Although Iskandaryan's home of Armenia was now independent, all of the former Soviet Olympians still competed together at the 1992 Olympic Games in Barcelona, under the Unified Team. Iskandaryan had single-handedly defeated all of his opposition, and thus claimed the Olympic gold medal and became an Olympic Champion.

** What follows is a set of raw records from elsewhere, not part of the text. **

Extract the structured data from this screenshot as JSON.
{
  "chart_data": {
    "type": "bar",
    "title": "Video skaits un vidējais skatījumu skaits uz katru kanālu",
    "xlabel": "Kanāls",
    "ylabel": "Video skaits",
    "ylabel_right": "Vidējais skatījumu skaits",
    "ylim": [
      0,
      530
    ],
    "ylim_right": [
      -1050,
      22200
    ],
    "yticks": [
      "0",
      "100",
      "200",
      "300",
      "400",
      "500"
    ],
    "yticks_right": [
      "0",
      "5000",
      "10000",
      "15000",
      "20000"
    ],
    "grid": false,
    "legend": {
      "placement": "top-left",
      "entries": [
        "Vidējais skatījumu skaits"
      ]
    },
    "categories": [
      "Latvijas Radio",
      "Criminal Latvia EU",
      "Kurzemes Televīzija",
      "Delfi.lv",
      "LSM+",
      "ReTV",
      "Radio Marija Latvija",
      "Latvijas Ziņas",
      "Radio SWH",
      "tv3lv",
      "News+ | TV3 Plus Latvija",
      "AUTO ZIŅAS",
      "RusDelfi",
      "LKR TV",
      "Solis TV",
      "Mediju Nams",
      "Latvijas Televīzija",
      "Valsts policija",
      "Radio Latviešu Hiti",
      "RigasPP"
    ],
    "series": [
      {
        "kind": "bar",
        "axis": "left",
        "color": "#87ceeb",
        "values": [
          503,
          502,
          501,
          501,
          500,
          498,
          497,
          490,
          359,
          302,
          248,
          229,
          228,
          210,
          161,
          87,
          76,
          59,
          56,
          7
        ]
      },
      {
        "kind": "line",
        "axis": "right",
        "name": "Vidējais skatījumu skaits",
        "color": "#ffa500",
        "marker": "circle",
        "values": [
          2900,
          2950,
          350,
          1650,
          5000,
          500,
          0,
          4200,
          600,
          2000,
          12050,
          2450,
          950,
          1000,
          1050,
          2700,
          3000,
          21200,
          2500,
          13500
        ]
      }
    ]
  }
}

Iskandaryan underwent over two years of inactivity following his Olympic victory. He finally returned, now serving under the Russian flag, at the 1994 World Wrestling Championships, where he claimed his third World Championship gold medal. Iskandaryan competed at the 1996 Summer Olympics in Atlanta. He was unable to win a medal and came in fifth place. Iskandaryan retired from wrestling after the 1996 Olympics and started coaching. As of 1996, he is the head coach of the national Greco-Roman wrestling youth team of Russia. In 2012, Iskandaryan was inducted into the FILA Hall of Fame, the sole Greco-Roman inductee. He became the second Armenian to be inducted into the Hall of Fame, after Armen Nazaryan in 2007.